Also, homemade pickles, Tartar sauce, and tzatziki salad are unimaginable without dill! To make things even better, you don’t have to go through a hassle to get dill – dill is perfectly easy to grow in your garden or even in balcony containers. 

But, you may have been unsure of how to harvest dill without killing the plant itself. After all, dill is all made up of dill leaves, and it is the leaves you need to season your food. If you have been wondering how you harvest and keep dill, that is what we will cover in this article – in detail!

Keep reading to find out how to cut dill leaves properly, how to harvest dill seeds, and what you can do to make your dill plants bushy and long-living. 

But first, let me introduce you to this fantastic herb and how to grow it without stress!

What Is Dill?

Dill is one of our favorite Apiaceae herbs. Dill usually reaches two feet tall and can grow indoors if you provide at least 4-5 hours of light per day. It also tastes delicious in dips and sandwiches when harvested fresh!

Dill is an annual herbaceous plant that can grow to be 40–60 cm (16–24 in) tall. (Dill can grow taller sometimes, too.) It is characterized by slender stems equipped with divided and very delicate, feathery leaves. It is precisely these leaves that earned dill its place in gardens. 

Very fragrant and with a distinct taste, dill has been a well-known aromatic herb since ancient times. The earliest hint of dill’s unique place in human culture comes from the more than 3,400 years old tomb of Egyptian Pharaoh Amenhotep II, where there were dried remnants of the plant!

Fresh dill is delicious! However, it’s not just about the taste. Dill is rich in some essential nutrients, including vitamin C, manganese, and vitamin A.
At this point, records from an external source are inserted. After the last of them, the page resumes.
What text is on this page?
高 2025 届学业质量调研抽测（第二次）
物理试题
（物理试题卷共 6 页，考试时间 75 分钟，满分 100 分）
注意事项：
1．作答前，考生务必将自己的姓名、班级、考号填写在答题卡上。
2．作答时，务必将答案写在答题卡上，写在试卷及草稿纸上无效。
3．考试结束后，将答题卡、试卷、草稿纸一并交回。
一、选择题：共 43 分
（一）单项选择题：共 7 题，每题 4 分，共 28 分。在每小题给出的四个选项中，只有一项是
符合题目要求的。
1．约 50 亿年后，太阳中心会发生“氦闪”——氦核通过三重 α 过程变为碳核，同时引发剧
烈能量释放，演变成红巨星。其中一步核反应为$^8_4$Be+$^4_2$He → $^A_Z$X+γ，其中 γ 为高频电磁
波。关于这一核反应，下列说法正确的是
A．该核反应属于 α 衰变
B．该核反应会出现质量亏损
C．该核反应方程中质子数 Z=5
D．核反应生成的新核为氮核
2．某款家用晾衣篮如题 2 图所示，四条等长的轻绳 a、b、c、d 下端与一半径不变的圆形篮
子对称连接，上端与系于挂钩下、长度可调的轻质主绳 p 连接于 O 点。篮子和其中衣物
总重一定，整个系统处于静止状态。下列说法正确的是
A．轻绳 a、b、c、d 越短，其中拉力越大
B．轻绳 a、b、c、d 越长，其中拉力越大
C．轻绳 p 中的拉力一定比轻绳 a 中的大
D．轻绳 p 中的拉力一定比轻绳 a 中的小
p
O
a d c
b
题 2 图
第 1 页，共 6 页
PS: If you’re looking for dill seeds in smaller amounts, then click here to grab tiny gram packets – perfect for starting without too much fuss.

How to Grow Dill

Dill is a very adaptable plant. The only two things it can’t stand are frost and pervasive shade. Dill will grow best in temperate climates, in garden areas that get full sun and have well-drained and slightly acidic soil. 

Dill can also be grown in larger containers, although the size of the container might limit the plant’s growth. Since dill doesn’t transplant well, it is typically grown from seed. 

Plant the dill seeds in early spring, a couple of weeks before the last frost, at a depth of about ¼ in (6.5 mm). If you plant the dill seeds too deeply, they won’t sprout as they require sunlight to get started. 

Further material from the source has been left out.